Do’s and don’ts of getting rid of earwax
Earwax, also known as cerumen, is a gray, orange or yellow material made in the ear canal. It cleans and protects the ears from bacteria, dust, foreign particles, and microorganisms. In normal conditions, wax works its way out of the canal and into the ear opening naturally. However, when there is a build-up of wax, there are many ways to remove it. Some are safe, and some are not. Let’s review best practices for dealing with earwax.
- Do understand that earwax is normal. If it does not block the ear canal or impede your hearing, it can be left as is.

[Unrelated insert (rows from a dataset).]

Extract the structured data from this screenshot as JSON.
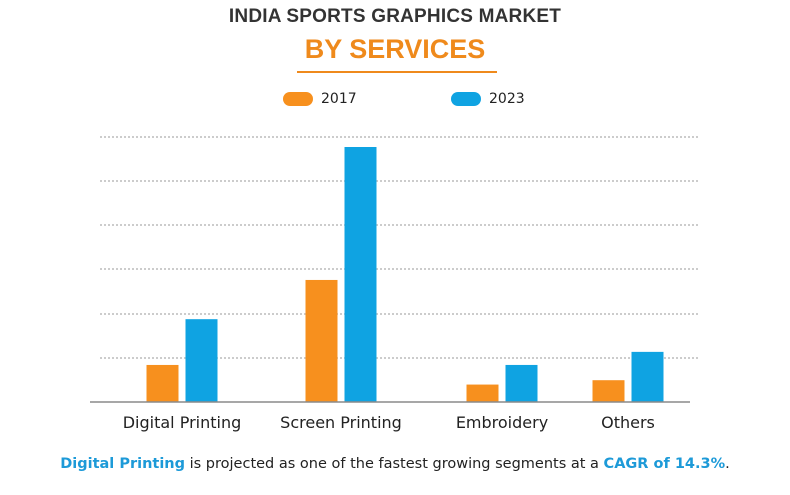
{
  "chart_data": {
    "type": "bar",
    "title": "INDIA SPORTS GRAPHICS MARKET",
    "subtitle": "BY SERVICES",
    "categories": [
      "Digital Printing",
      "Screen Printing",
      "Embroidery",
      "Others"
    ],
    "series": [
      {
        "name": "2017",
        "color": "#f7901e",
        "values": [
          0.85,
          2.8,
          0.4,
          0.5
        ]
      },
      {
        "name": "2023",
        "color": "#0fa3e2",
        "values": [
          1.9,
          5.85,
          0.85,
          1.15
        ]
      }
    ],
    "ylim": [
      0,
      6
    ],
    "xlabel": "",
    "ylabel": "",
    "grid": true,
    "y_ticks_labeled": false,
    "legend_position": "top-center"
  },
  "footnote": {
    "highlight1": "Digital Printing",
    "text1": " is projected as one of the fastest growing segments at a ",
    "highlight2": "CAGR of 14.3%",
    "text2": "."
  }
}
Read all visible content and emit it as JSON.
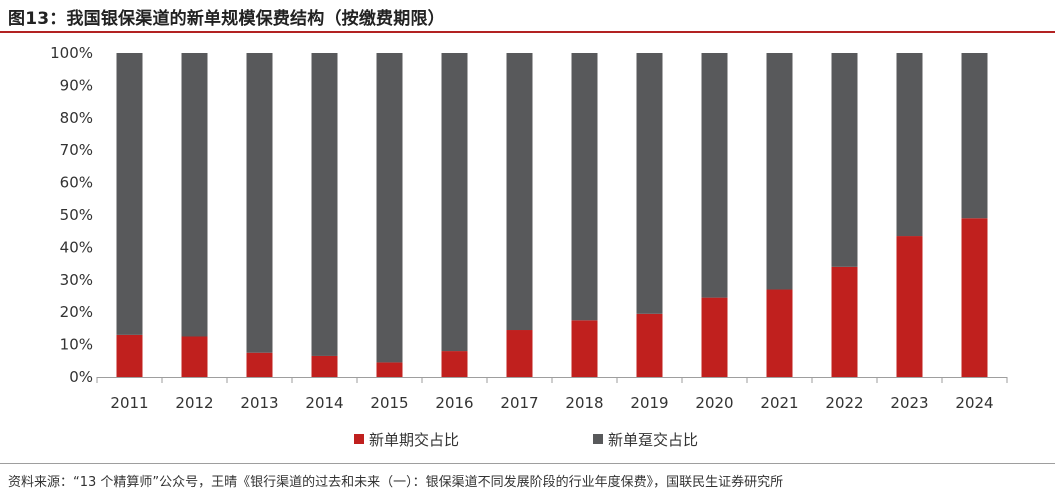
{
  "title": "图13：我国银保渠道的新单规模保费结构（按缴费期限）",
  "source": "资料来源：“13 个精算师”公众号，王晴《银行渠道的过去和未来（一）：银保渠道不同发展阶段的行业年度保费》，国联民生证券研究所",
  "colors": {
    "periodic": "#c0201e",
    "single": "#58595b",
    "axis": "#9e9e9e"
  },
  "chart_data": {
    "type": "bar",
    "stacked": true,
    "title": "我国银保渠道的新单规模保费结构（按缴费期限）",
    "categories": [
      "2011",
      "2012",
      "2013",
      "2014",
      "2015",
      "2016",
      "2017",
      "2018",
      "2019",
      "2020",
      "2021",
      "2022",
      "2023",
      "2024"
    ],
    "series": [
      {
        "name": "新单期交占比",
        "values": [
          13,
          12.5,
          7.5,
          6.5,
          4.5,
          8,
          14.5,
          17.5,
          19.5,
          24.5,
          27,
          34,
          43.5,
          49
        ]
      },
      {
        "name": "新单趸交占比",
        "values": [
          87,
          87.5,
          92.5,
          93.5,
          95.5,
          92,
          85.5,
          82.5,
          80.5,
          75.5,
          73,
          66,
          56.5,
          51
        ]
      }
    ],
    "yticks": [
      "0%",
      "10%",
      "20%",
      "30%",
      "40%",
      "50%",
      "60%",
      "70%",
      "80%",
      "90%",
      "100%"
    ],
    "ylim": [
      0,
      100
    ],
    "legend_position": "bottom"
  }
}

- Do know the symptoms of earwax build-up. These include decreased hearing, ear fullness, ringing in the ears, and changes to hearing aid functionality (distortion, etc.).
- Do seek medical help if you experience a change in hearing, ringing, or fullness in your ears, and/or ear pain. Other conditions may exhibit symptoms like earwax build-up, such as ear infections. See a medical professional to rule these out if you experience any of the previously mentioned signs.
- Do ask a medical professional prior to using at-home remedies to remove earwax. Certain medical conditions can make some at-home remedies unsafe.
- Don’t clean your ears too much. Overcleaning can cause irritation or infection of the ear canal and can even cause the wax to build up.
- Don’t put anything smaller than your elbow in your ear. Avoid using cotton swabs, bobby pins, keys, paper clips, etc. to clean or scratch your ears. These can cause damage to your ear canal — such as a cut, or even puncture of the eardrum — which can lead to many other issues.
- Don’t use ear candles. Studies have shown ear candling does not reduce the amount of wax in individuals’ ear canals. Additionally, ear candling can damage the ear canal and eardrum.
- Don’t forget to clean your hearing aids as recommended by your hearing healthcare professional.